Norway tested a two-seater electric plane on Monday and predicted a start to passenger flights by 2025 if new aviation technologies match a green shift that has made Norwegians the world’s top buyers of electric cars.
Transport Minister Ketil Solvik-Olsen and Dag Falk-Petersen, head of state-run Avinor which runs most of Norway’s airports, took a few minutes’ flight around Oslo airport in an Alpha Electro G2 plane, built by Pipistrel in Slovenia.
“This is ... a first example that we are moving fast forward” toward greener aviation, Solvik-Olsen told Reuters. “We do have to make sure it is safe - people won’t fly if they don’t trust it.”
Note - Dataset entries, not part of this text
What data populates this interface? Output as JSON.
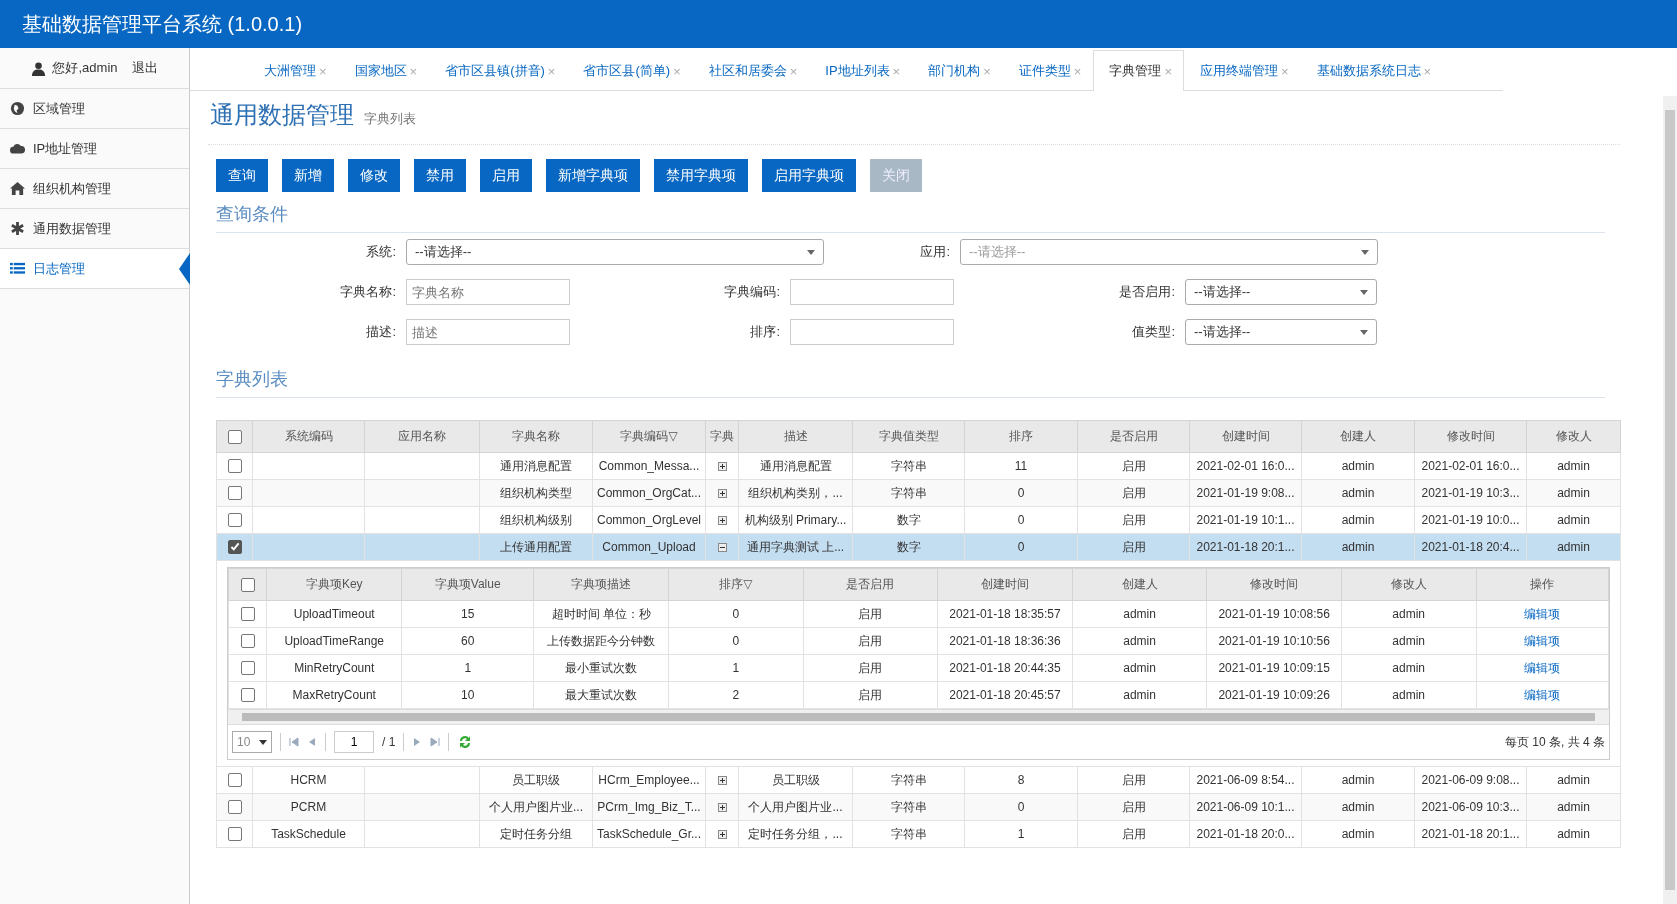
{
  "app_title": "基础数据管理平台系统 (1.0.0.1)",
  "user": {
    "greeting": "您好,admin",
    "logout": "退出"
  },
  "sidebar": {
    "items": [
      {
        "label": "区域管理",
        "selected": false
      },
      {
        "label": "IP地址管理",
        "selected": false
      },
      {
        "label": "组织机构管理",
        "selected": false
      },
      {
        "label": "通用数据管理",
        "selected": false
      },
      {
        "label": "日志管理",
        "selected": true
      }
    ]
  },
  "tabs": [
    {
      "label": "大洲管理",
      "close": "×",
      "selected": false
    },
    {
      "label": "国家地区",
      "close": "×",
      "selected": false
    },
    {
      "label": "省市区县镇(拼音)",
      "close": "×",
      "selected": false
    },
    {
      "label": "省市区县(简单)",
      "close": "×",
      "selected": false
    },
    {
      "label": "社区和居委会",
      "close": "×",
      "selected": false
    },
    {
      "label": "IP地址列表",
      "close": "×",
      "selected": false
    },
    {
      "label": "部门机构",
      "close": "×",
      "selected": false
    },
    {
      "label": "证件类型",
      "close": "×",
      "selected": false
    },
    {
      "label": "字典管理",
      "close": "×",
      "selected": true
    },
    {
      "label": "应用终端管理",
      "close": "×",
      "selected": false
    },
    {
      "label": "基础数据系统日志",
      "close": "×",
      "selected": false
    }
  ],
  "page": {
    "title": "通用数据管理",
    "subtitle": "字典列表"
  },
  "toolbar": [
    {
      "label": "查询",
      "disabled": false
    },
    {
      "label": "新增",
      "disabled": false
    },
    {
      "label": "修改",
      "disabled": false
    },
    {
      "label": "禁用",
      "disabled": false
    },
    {
      "label": "启用",
      "disabled": false
    },
    {
      "label": "新增字典项",
      "disabled": false
    },
    {
      "label": "禁用字典项",
      "disabled": false
    },
    {
      "label": "启用字典项",
      "disabled": false
    },
    {
      "label": "关闭",
      "disabled": true
    }
  ],
  "query": {
    "title": "查询条件",
    "rows": [
      [
        {
          "label": "系统:",
          "kind": "select",
          "value": "--请选择--"
        },
        {
          "label": "应用:",
          "kind": "select",
          "placeholder": "--请选择--"
        }
      ],
      [
        {
          "label": "字典名称:",
          "kind": "input",
          "placeholder": "字典名称"
        },
        {
          "label": "字典编码:",
          "kind": "input"
        },
        {
          "label": "是否启用:",
          "kind": "select",
          "value": "--请选择--"
        }
      ],
      [
        {
          "label": "描述:",
          "kind": "input",
          "placeholder": "描述"
        },
        {
          "label": "排序:",
          "kind": "input"
        },
        {
          "label": "值类型:",
          "kind": "select",
          "value": "--请选择--"
        }
      ]
    ]
  },
  "list": {
    "title": "字典列表",
    "all_checked": false,
    "columns": [
      "系统编码",
      "应用名称",
      "字典名称",
      "字典编码▽",
      "字典",
      "描述",
      "字典值类型",
      "排序",
      "是否启用",
      "创建时间",
      "创建人",
      "修改时间",
      "修改人"
    ],
    "rows": [
      {
        "checked": false,
        "selected": false,
        "expanded": false,
        "cells": [
          "",
          "",
          "通用消息配置",
          "Common_Messa...",
          "",
          "通用消息配置",
          "字符串",
          "11",
          "启用",
          "2021-02-01 16:0...",
          "admin",
          "2021-02-01 16:0...",
          "admin"
        ]
      },
      {
        "checked": false,
        "selected": false,
        "expanded": false,
        "cells": [
          "",
          "",
          "组织机构类型",
          "Common_OrgCat...",
          "",
          "组织机构类别，...",
          "字符串",
          "0",
          "启用",
          "2021-01-19 9:08...",
          "admin",
          "2021-01-19 10:3...",
          "admin"
        ]
      },
      {
        "checked": false,
        "selected": false,
        "expanded": false,
        "cells": [
          "",
          "",
          "组织机构级别",
          "Common_OrgLevel",
          "",
          "机构级别 Primary...",
          "数字",
          "0",
          "启用",
          "2021-01-19 10:1...",
          "admin",
          "2021-01-19 10:0...",
          "admin"
        ]
      },
      {
        "checked": true,
        "selected": true,
        "expanded": true,
        "cells": [
          "",
          "",
          "上传通用配置",
          "Common_Upload",
          "",
          "通用字典测试 上...",
          "数字",
          "0",
          "启用",
          "2021-01-18 20:1...",
          "admin",
          "2021-01-18 20:4...",
          "admin"
        ],
        "detail": {
          "all_checked": false,
          "columns": [
            "字典项Key",
            "字典项Value",
            "字典项描述",
            "排序▽",
            "是否启用",
            "创建时间",
            "创建人",
            "修改时间",
            "修改人",
            "操作"
          ],
          "rows": [
            {
              "checked": false,
              "cells": [
                "UploadTimeout",
                "15",
                "超时时间 单位：秒",
                "0",
                "启用",
                "2021-01-18 18:35:57",
                "admin",
                "2021-01-19 10:08:56",
                "admin"
              ],
              "action": "编辑项"
            },
            {
              "checked": false,
              "cells": [
                "UploadTimeRange",
                "60",
                "上传数据距今分钟数",
                "0",
                "启用",
                "2021-01-18 18:36:36",
                "admin",
                "2021-01-19 10:10:56",
                "admin"
              ],
              "action": "编辑项"
            },
            {
              "checked": false,
              "cells": [
                "MinRetryCount",
                "1",
                "最小重试次数",
                "1",
                "启用",
                "2021-01-18 20:44:35",
                "admin",
                "2021-01-19 10:09:15",
                "admin"
              ],
              "action": "编辑项"
            },
            {
              "checked": false,
              "cells": [
                "MaxRetryCount",
                "10",
                "最大重试次数",
                "2",
                "启用",
                "2021-01-18 20:45:57",
                "admin",
                "2021-01-19 10:09:26",
                "admin"
              ],
              "action": "编辑项"
            }
          ],
          "pager": {
            "page_size": "10",
            "page": "1",
            "total_pages": "/ 1",
            "summary": "每页 10 条, 共 4 条"
          }
        }
      },
      {
        "checked": false,
        "selected": false,
        "expanded": false,
        "cells": [
          "HCRM",
          "",
          "员工职级",
          "HCrm_Employee...",
          "",
          "员工职级",
          "字符串",
          "8",
          "启用",
          "2021-06-09 8:54...",
          "admin",
          "2021-06-09 9:08...",
          "admin"
        ]
      },
      {
        "checked": false,
        "selected": false,
        "expanded": false,
        "cells": [
          "PCRM",
          "",
          "个人用户图片业...",
          "PCrm_Img_Biz_T...",
          "",
          "个人用户图片业...",
          "字符串",
          "0",
          "启用",
          "2021-06-09 10:1...",
          "admin",
          "2021-06-09 10:3...",
          "admin"
        ]
      },
      {
        "checked": false,
        "selected": false,
        "expanded": false,
        "cells": [
          "TaskSchedule",
          "",
          "定时任务分组",
          "TaskSchedule_Gr...",
          "",
          "定时任务分组，...",
          "字符串",
          "1",
          "启用",
          "2021-01-18 20:0...",
          "admin",
          "2021-01-18 20:1...",
          "admin"
        ]
      }
    ]
  }
}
He said plane makers such as Boeing and Airbus were developing electric aircraft and that battery prices were tumbling, making it feasible to reach a government goal of making all domestic flights in Norway electric by 2040.
Asked when passenger flights in electric planes could start, Falk-Petersen, the pilot, said: “My best guess is before 2025 ... It should all be electrified by 2040.”
The two said the plane, with a takeoff weight of 570 kg (1255 lb), was cramped and buffeted by winds but far quieter than a conventional plane run on fossil fuels.
Norway tops the world league for per capita sales of electric cars such as Teslas, Nissan Leafs, or Volkswagen Golfs, backed by incentives such as big tax breaks, free parking and exemptions from road tolls.
In May 2018, 56 percent of all cars sold in Norway were either pure electric or hybrids against 46 percent in the same month of 2017, according to official statistics.
Norway, a mountainous country of five million people where fjords and remote islands mean many short-hop routes of less than 200 kms, would be ideal for electric planes, Solvik-Olsen said. Also, 98 percent of electricity in Norway is generated from clean hydro power.